On Population Density

The Night Sky

Take a look at The Lights of the U.S. photo map at: www.darksky.org. This montage of satellite photos makes it clear most of America’s population is east of the Mississippi River and is highly urbanized.The population density of the U.S. is dramatically lower west of the Mississippi River. In troubled times fewer people means fewer problems. In the event of a social upheaval, rioting, urban looting, et cetera, being west of the Mississippi will mean a statistically much lower chance of coming face to face with lawless rioters or looters When The Stuff Hits The Fan (WTSHTF).

The northeastern states depend on nuclear power plants for 47% of their electricity. (South Carolina is similarly dependent.) This is an unacceptable level of high technology systems dependence, particularly in light of the emerging terrorist threat.
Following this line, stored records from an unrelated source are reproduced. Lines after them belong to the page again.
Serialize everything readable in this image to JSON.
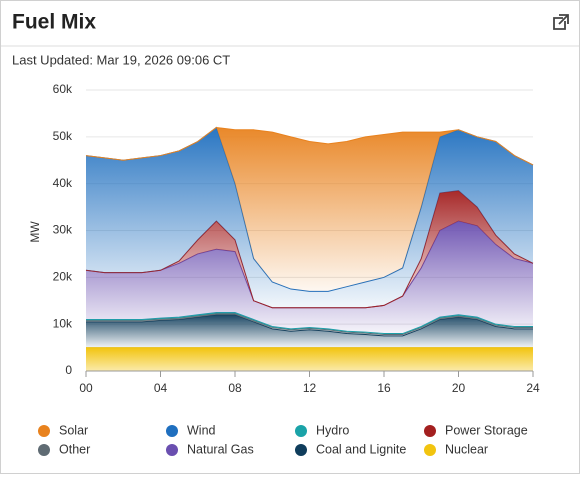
{
  "header": {
    "title": "Fuel Mix",
    "last_updated": "Last Updated: Mar 19, 2026 09:06 CT"
  },
  "chart_data": {
    "type": "area",
    "stacked": true,
    "y_label": "MW",
    "x": [
      0,
      1,
      2,
      3,
      4,
      5,
      6,
      7,
      8,
      9,
      10,
      11,
      12,
      13,
      14,
      15,
      16,
      17,
      18,
      19,
      20,
      21,
      22,
      23,
      24
    ],
    "xlim": [
      0,
      24
    ],
    "xticks": [
      {
        "value": 0,
        "label": "00"
      },
      {
        "value": 4,
        "label": "04"
      },
      {
        "value": 8,
        "label": "08"
      },
      12,
      16,
      20,
      24
    ],
    "ylim": [
      0,
      60000
    ],
    "yticks": [
      0,
      {
        "value": 10000,
        "label": "10k"
      },
      {
        "value": 20000,
        "label": "20k"
      },
      {
        "value": 30000,
        "label": "30k"
      },
      {
        "value": 40000,
        "label": "40k"
      },
      {
        "value": 50000,
        "label": "50k"
      },
      {
        "value": 60000,
        "label": "60k"
      }
    ],
    "grid": true,
    "legend": "bottom",
    "series": [
      {
        "name": "Solar",
        "color": "#e8821e",
        "values": [
          0,
          0,
          0,
          0,
          0,
          0,
          0,
          0,
          11500,
          27500,
          32000,
          32500,
          32000,
          31500,
          31000,
          31000,
          30500,
          29000,
          16000,
          1000,
          0,
          0,
          0,
          0,
          0
        ]
      },
      {
        "name": "Wind",
        "color": "#1f6fbf",
        "values": [
          24500,
          24500,
          24000,
          24500,
          24500,
          23500,
          21000,
          20000,
          12000,
          9000,
          5500,
          4000,
          3500,
          3500,
          4500,
          5500,
          6000,
          6000,
          11000,
          12000,
          13000,
          15000,
          20000,
          21000,
          21000
        ]
      },
      {
        "name": "Hydro",
        "color": "#1aa3a8",
        "values": [
          200,
          200,
          200,
          200,
          200,
          200,
          200,
          200,
          200,
          200,
          200,
          200,
          200,
          200,
          200,
          200,
          200,
          200,
          200,
          200,
          200,
          200,
          200,
          200,
          200
        ]
      },
      {
        "name": "Power Storage",
        "color": "#a31f1f",
        "values": [
          0,
          0,
          0,
          0,
          0,
          500,
          3000,
          6000,
          2500,
          0,
          0,
          0,
          0,
          0,
          0,
          0,
          0,
          0,
          2000,
          8000,
          6500,
          4000,
          2000,
          1000,
          0
        ]
      },
      {
        "name": "Other",
        "color": "#5f6b73",
        "values": [
          300,
          300,
          300,
          300,
          300,
          300,
          300,
          300,
          300,
          300,
          300,
          300,
          300,
          300,
          300,
          300,
          300,
          300,
          300,
          300,
          300,
          300,
          300,
          300,
          300
        ]
      },
      {
        "name": "Natural Gas",
        "color": "#6a4fb0",
        "values": [
          10500,
          10000,
          10000,
          10000,
          10200,
          11500,
          13000,
          13500,
          13000,
          4000,
          4000,
          4500,
          4200,
          4500,
          5000,
          5200,
          6000,
          8000,
          12500,
          18500,
          20000,
          19500,
          17000,
          14500,
          13500
        ]
      },
      {
        "name": "Coal and Lignite",
        "color": "#0f3d5c",
        "values": [
          5500,
          5500,
          5500,
          5500,
          5800,
          6000,
          6500,
          7000,
          7000,
          5500,
          4000,
          3500,
          3800,
          3500,
          3000,
          2800,
          2500,
          2500,
          4000,
          6000,
          6500,
          6000,
          4500,
          4000,
          4000
        ]
      },
      {
        "name": "Nuclear",
        "color": "#f2c40f",
        "values": [
          5000,
          5000,
          5000,
          5000,
          5000,
          5000,
          5000,
          5000,
          5000,
          5000,
          5000,
          5000,
          5000,
          5000,
          5000,
          5000,
          5000,
          5000,
          5000,
          5000,
          5000,
          5000,
          5000,
          5000,
          5000
        ]
      }
    ]
  }
}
You must also consider that virtually all of the eastern states are downwind of major nuclear targets–most notably the USAF missile fields in the Dakotas. If for one reason or another you are stuck in the northeast, consider New Hampshire or Vermont. They are both gun friendly and have more self-sufficient lifestyle. But unless you have some compelling reason to stay in the East, I most strongly encourage you to Go West!


The other startling thing you will notice when looking at the Lights photo montage is that even in the western states, Americans live in a highly urbanized society. Roughly 90% of the population is crammed into 5% of the land area, mostly within 50 miles of the coast. But there are large patches of the west where there are virtually no lights at all–particularly in the Great Basin region that extends from the back side of the Sierra Nevada mountains to Utah and Eastern Oregon. The average population density in this region is less than two people per square mile.

As an example of the low population density in the west, I often like to cite Idaho County, Idaho: This one county measures 8,485 square miles–bigger than Connecticut and Rhode Island combined. But it has a population of just 15,400. And of those residents, roughly 3,300 people live in Grangeville, the county seat. Who lives in the rest of the County? Nary a soul. There are far more deer and elk than there are people. The population density of the county is 1.8 people per square mile. The county has more than 3 million acres of U.S. Forest Service land, BLM land, and designated Federal wilderness areas. Now that is elbow room!